As a former small business owner herself, Barnett has been effective at communicating with downtown business owners and building consensus. She has also been very good at collaborating with other organizations and government entities to get important projects completed.



Construction of the uniquely designed bus shelters along Lincoln Avenue are a good example of that. For this project, Barnett, representing Mainstreet, worked with the Colorado Department of Transportation and the city of Steamboat Springs to get it done. The success of the project was two-fold — it put local workers and artisans to work during the economic downturn and it resulted in new bus stops that added to the attractiveness, appeal and individuality of downtown Steamboat.

Barnett leaves big shoes to fill, but we’re optimistic a good candidate to replace her will surface. And we’re hopeful it will be someone who is passionate about downtown revitalization and who can bring new ideas to the table. With a change of leadership comes the opportunity to view the challenges and goals of an organization with fresh eyes.

In speaking with Barnett about the qualities she is looking for in a new Mainstreet Steamboat manager, she said a solid knowledge of Steamboat Springs is essential. The person doesn’t necessarily have to be living in Steamboat Springs, but they must be familiar with the community and know how it functions.

“It has to be someone who has a passion for Steamboat,” Barnett said.

An innovative thinker, a consensus builder, an initiator and someone who has high energy and engages easily with others in the community are other attributes we think the right candidate needs to possess in order to succeed at the helm of Steamboat’s MainStreet organization. And these are attributes that Barnett also agrees are important.

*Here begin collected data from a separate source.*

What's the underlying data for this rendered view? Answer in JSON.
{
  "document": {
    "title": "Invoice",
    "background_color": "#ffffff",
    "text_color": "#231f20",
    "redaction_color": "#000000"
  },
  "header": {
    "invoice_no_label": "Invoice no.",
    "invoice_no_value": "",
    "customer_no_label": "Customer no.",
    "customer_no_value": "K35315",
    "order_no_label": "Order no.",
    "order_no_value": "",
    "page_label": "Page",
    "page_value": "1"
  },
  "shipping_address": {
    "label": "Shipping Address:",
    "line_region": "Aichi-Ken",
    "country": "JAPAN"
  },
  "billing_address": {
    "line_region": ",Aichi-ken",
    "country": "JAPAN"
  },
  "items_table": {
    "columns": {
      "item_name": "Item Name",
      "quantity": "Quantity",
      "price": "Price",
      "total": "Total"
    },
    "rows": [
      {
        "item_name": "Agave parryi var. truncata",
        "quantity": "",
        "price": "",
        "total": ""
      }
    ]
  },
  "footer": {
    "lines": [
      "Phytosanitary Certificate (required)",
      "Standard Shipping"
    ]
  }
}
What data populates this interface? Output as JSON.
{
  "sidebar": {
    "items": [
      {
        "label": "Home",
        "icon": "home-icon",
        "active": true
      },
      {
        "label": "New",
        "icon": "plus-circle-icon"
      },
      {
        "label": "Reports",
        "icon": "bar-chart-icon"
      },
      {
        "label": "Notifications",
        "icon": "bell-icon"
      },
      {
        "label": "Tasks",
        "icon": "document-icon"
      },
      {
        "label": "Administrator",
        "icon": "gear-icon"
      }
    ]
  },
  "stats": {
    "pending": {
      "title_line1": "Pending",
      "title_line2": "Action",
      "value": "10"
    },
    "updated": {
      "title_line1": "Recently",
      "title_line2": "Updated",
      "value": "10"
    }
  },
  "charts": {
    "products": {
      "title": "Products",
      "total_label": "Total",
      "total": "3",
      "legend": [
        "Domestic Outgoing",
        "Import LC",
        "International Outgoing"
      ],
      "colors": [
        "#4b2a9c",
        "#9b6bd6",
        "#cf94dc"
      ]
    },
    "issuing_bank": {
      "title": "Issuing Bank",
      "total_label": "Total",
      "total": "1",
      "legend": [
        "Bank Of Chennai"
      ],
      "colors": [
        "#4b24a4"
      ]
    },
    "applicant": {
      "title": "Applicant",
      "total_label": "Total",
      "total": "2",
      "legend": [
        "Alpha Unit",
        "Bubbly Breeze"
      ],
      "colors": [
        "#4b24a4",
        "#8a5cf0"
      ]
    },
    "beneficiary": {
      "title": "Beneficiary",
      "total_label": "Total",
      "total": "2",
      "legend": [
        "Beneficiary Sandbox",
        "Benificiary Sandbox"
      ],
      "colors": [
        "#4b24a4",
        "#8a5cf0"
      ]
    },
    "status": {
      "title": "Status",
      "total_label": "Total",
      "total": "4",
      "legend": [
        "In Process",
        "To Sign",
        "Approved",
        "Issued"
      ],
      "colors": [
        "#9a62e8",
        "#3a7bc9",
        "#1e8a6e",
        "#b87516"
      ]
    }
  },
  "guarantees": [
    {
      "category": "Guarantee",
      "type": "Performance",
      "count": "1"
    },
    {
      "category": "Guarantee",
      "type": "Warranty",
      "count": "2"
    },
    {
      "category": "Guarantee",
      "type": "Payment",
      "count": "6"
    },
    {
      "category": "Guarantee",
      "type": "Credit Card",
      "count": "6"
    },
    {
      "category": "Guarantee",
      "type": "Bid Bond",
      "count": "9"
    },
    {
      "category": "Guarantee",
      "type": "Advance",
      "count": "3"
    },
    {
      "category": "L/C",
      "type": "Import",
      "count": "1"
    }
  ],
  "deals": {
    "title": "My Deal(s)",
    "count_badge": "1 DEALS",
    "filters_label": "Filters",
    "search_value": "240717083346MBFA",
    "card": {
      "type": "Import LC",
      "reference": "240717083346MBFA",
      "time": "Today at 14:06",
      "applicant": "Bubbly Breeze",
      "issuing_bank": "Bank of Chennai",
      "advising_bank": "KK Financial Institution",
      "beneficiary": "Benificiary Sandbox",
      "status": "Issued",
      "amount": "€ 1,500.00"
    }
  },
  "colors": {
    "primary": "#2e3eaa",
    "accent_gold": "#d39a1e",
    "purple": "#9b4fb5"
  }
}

As a nonprofit organization dedicated to the preservation, promotion and enhancement of downtown Steamboat Spring, Mainstreet operates on a tight budget with limited funding, and it’s imperative the new leader be able to work closely with the Mainstreet board and other groups within the community, including the city and the Chamber, to affect change in downtown.

With more empty storefronts popping up along Lincoln, we think the new Mainstreet leader must look for inventive ways to partner with local and state economic development groups to assess the retail market in Steamboat and devise a plan for recruiting and retaining retail businesses downtown. We realize this is no easy task but we think a healthy and appealing downtown retail shopping district is a key tourism driver and should be part of any downtown improvement plan championed by Mainstreet, the Chamber and the city.

We strongly believe there’s value in maintaining a strong and vibrant downtown, and we think the MainStreet Steamboat program is a big part of that endeavor. Finding the right person to takeover as the face of downtown will be important to ensuring the continued success of the Mainstreet program, which in turn impacts the entire Steamboat community.

And at this time when leadership of the organization is poised for change, we want to take this opportunity to thank Barnett for her tireless efforts on behalf of downtown and for her endless passion for Steamboat. Her hard work paid off, and we join her in celebrating Mainstreet’s many successes over the last decade.